Pakistan and Iran signed the Gas Sale and Purchase Agreement (GSPA) in June 2009. The Government of Pakistan has already determined that the imported natural gas from Iran would provide the cheapest and most suitable fuel for power generation. It has been estimated that 750 mmcfd gas would help generate around 4,000MW of electricity, besides providing job opportunities in the backward areas of Balochistan and Sindh. Iran has already laid the 56-inch diameter pipeline for a distance of 900 km from Assaluyeh to Iran Shehr. The remaining 200 km to bring the pipeline to the Pakistani border are likely to be completed in the next two years. Pakistan, on its part, is planning to complete its segment of the pipeline by the end of 2014.

From the economic point of view, it makes eminent sense for Pakistan to complete the Iran-Pakistan pipeline project as early as possible to meet its fast-growing energy requirements. The government’s decision to stand firm on this project despite the US pressure is commendable and must be welcomed. While we must make a sincere effort to reconcile our differences with the US on different issues with a view to developing friendly relations with it, we cannot allow Washington to dictate to us, especially on issues of vital strategic and economic importance.

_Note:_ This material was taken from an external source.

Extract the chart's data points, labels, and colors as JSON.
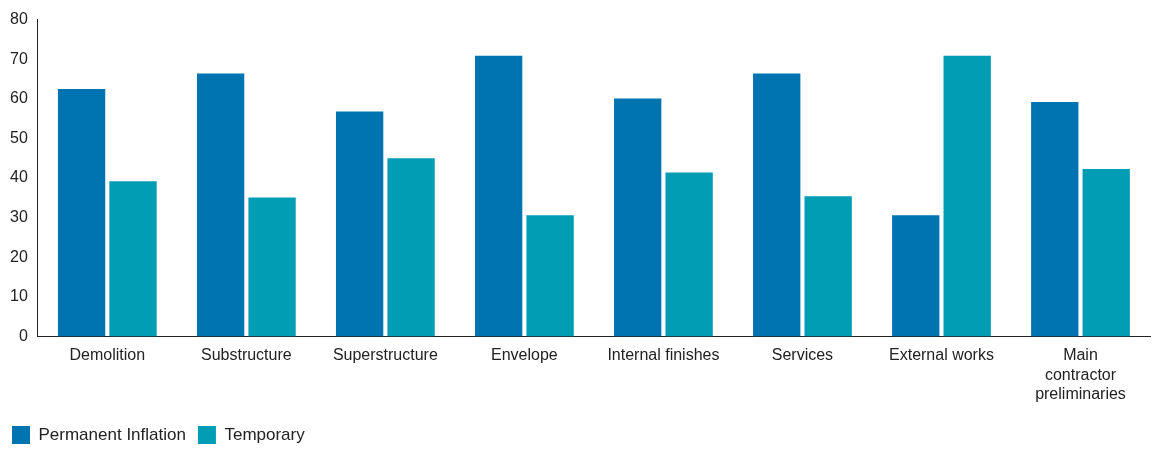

The Iran-Pakistan gas pipeline project is too important for us strategically, politically and economically to be discarded at the behest of the US. We must, therefore, use different diplomatic channels to convey our point of view on the issue appropriately to the US. It is ironical that while the US is pushing us to strengthen our economic and commercial links with India, it should be pressurising us to distance ourselves from our important neighbour to the west for the sake of its own perceived interests!

Pakistan’s long-term interests lie in strengthening its friendly ties and cooperation with Iran rather than otherwise. In view of the past US practice of subjecting us to sanctions and pressures for its own designs, it would be prudent on our part to reduce our economic and military dependence on it. The situation also calls for intensified efforts on our part to enhance self-reliance and strengthen relations with China and Russia both of which may be interested in financing the IP gas pipeline.